Twenty-three human cadavers (46 lower limbs) were dissected. The LCFA branching pattern was recorded. The distances of the LCFA origin and its first branch from the anterior superior iliac spine (ASIS) were measured. Length and width of the LFCA, LCFA ascending and transverse branches (LCFAab and LCFAtb) were calculated and compared to the ipsilateral ulnar artery (UA) width, which was served as a comparative guide.
The LFCA origin was located 106.9 ± 17.5 mm distal and 65.6 ± 14.7 mm medial to the ASIS, while the LFCA first branch origin was 115.1 ± 24.3 mm distal and 48.2 ± 14.3 mm medial to the ASIS. The mean lengths of the LCFA, LCFAab and LCFAtb were 23.2 ± 12.6 mm, 44.8 ± 14.9 mm and 42.3 ± 13.6 mm, respectively. Their mean widths were 4.3 ± 1.0 mm, 2.9 ± 0.9 mm and 2.7 ± 0.7 mm, respectively, while the mean UA width was 2.7 ± 0.4 mm.
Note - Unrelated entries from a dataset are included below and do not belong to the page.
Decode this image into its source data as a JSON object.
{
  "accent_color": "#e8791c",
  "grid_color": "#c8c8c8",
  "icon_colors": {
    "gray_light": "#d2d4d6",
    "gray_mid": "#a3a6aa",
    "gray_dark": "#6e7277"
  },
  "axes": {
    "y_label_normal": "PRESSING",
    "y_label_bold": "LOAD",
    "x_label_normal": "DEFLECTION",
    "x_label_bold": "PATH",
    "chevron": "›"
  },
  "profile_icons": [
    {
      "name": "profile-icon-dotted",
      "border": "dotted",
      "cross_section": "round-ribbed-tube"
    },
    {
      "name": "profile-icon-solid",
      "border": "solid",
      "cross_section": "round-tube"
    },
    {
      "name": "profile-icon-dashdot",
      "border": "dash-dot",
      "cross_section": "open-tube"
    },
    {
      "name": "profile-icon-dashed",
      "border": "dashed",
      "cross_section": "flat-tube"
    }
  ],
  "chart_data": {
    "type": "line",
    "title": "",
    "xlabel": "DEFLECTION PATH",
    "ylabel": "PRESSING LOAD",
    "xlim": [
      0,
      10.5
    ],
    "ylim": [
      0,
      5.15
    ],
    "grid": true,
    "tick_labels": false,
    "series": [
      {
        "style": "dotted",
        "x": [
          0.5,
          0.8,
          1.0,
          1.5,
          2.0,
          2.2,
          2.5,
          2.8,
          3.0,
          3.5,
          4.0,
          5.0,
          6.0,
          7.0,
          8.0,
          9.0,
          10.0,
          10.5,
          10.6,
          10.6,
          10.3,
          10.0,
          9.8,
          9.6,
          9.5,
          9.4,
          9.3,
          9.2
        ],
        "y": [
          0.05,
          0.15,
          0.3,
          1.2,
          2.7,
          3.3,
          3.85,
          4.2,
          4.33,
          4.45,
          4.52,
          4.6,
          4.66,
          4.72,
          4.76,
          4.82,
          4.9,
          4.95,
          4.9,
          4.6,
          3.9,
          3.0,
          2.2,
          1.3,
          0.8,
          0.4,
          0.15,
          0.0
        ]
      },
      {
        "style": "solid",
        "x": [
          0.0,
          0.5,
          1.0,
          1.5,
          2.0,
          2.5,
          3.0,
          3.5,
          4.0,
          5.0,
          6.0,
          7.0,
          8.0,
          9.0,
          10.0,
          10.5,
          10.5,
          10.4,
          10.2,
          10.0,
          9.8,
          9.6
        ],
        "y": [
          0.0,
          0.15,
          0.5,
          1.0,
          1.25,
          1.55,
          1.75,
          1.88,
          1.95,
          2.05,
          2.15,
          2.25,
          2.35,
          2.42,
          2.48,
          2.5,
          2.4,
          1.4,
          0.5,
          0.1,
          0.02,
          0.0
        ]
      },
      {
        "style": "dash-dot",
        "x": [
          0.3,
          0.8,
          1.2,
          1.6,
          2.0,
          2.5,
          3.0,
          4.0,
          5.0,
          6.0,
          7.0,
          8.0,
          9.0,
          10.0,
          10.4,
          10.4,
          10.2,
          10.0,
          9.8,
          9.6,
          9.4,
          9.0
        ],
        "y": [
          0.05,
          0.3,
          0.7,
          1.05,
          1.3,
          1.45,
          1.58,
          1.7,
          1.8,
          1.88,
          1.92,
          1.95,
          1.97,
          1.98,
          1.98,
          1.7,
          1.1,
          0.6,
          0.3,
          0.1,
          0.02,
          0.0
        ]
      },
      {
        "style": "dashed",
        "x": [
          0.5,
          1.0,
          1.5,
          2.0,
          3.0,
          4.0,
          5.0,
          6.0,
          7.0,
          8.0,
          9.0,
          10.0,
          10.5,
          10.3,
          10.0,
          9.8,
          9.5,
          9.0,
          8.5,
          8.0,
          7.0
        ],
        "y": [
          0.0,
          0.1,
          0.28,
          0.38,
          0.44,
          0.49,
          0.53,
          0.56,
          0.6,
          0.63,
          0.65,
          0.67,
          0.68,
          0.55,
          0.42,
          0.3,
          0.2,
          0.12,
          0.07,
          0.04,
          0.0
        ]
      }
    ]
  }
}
The surgeon may detect the LCFA and its branching, at a mean distance of 110 mm (range 100-126 mm), distal to the ASIS. The LCFAab and LCFAtb widths are similar to the UA width. Meticulous knowledge of the branching pattern topography and vessels' size may contribute to a successful management of the intraoperative blood loss.
在髋关节前侧和外侧入路中会遇到旋股外侧动脉(LCFA)分支;尽管外科手术教科书中建议对血管进行止血,但关于其局部解剖的文献却很稀少。本研究基于骨性标志确定了LCFA及其分支的确切位置,以及它们的大小和可能的变异情况,为术中识别提供了有用信息,并展示了髋关节手术中潜在出血的程度。
解剖了23具人体尸体(46条下肢)。记录LCFA的分支模式。测量LCFA起点及其第一分支距髂前上棘(ASIS)的距离。计算LCFA、LCFA升支和横支(LCFAab和LCFAtb)的长度和宽度,并与同侧尺动脉(UA)宽度进行比较,将其作为比较参考。
LCFA起点位于ASIS远端106.9±17.5mm、内侧65.6±14.7mm处,而LCFA第一分支起点位于ASIS远端115.1±24.3mm、内侧48.2±14.3mm处。LCFA、LCFAab和LCFAtb的平均长度分别为23.2±12.6mm、44.8±14.9mm和42.3±13.6mm。它们的平均宽度分别为4.3±1.0mm、2.9±0.9mm和2.7±0.7mm,而UA平均宽度为2.7±0.4mm。
外科医生可在距ASIS平均110mm(范围100 - 126mm)的远端检测到LCFA及其分支。LCFAab和LCFAtb的宽度与UA宽度相似。对分支模式局部解剖和血管大小的精确了解可能有助于成功控制术中失血。